When a Wi-Fi device is switched on, it starts spewing out probe requests to try and find a familiar access point. These probe requests contain the device’s MAC address and the SSID of the hotspot it’s looking for, which can potentially be used to identify a specific device and where it’s been. After experimenting with these probe requests, [Amine Mehdi Mansouri] has created OpenMAC, a tiny ESP8266 based sniffer that could be hidden anywhere.
The device consists of an ESP-07S module, a regulator circuit for getting power from a USB-C connector, and a button for power cycling. An external antenna is required for the module, which can be selected based on the size or gain requirements for a specific deployment. [Amine] tested the OpenMAC at a local library (with permission), in combination with a number of his own little Wi-Fi repeaters to expand the reach of the network. All the recorded MAC addresses were logged to a server, where the data can be used for traffic analysis in and around the library, or even for tracking and locating specific devices.

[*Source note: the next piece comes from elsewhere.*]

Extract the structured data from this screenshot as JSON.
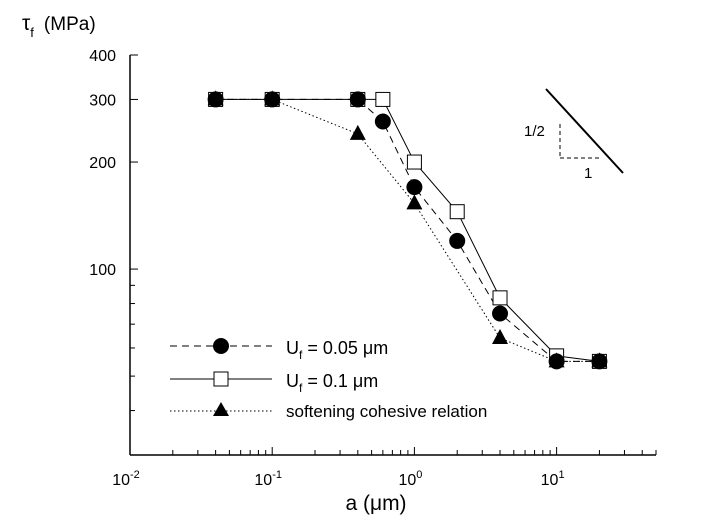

This is nothing new, and is relatively common technique used for gathering information in retail locations, and could be also be used for more nefarious purposes. Newer versions of iOS, Android, and Windows 10 feature MAC address randomization which can limit the ability to track devices in this manner, but it isn’t always activated.
We’ve seen a number of projects that exploit probe requests. FIND-LF can be used for locating devices in your home, and Linger fools probe requests sniffers by replaying previously recorded requests.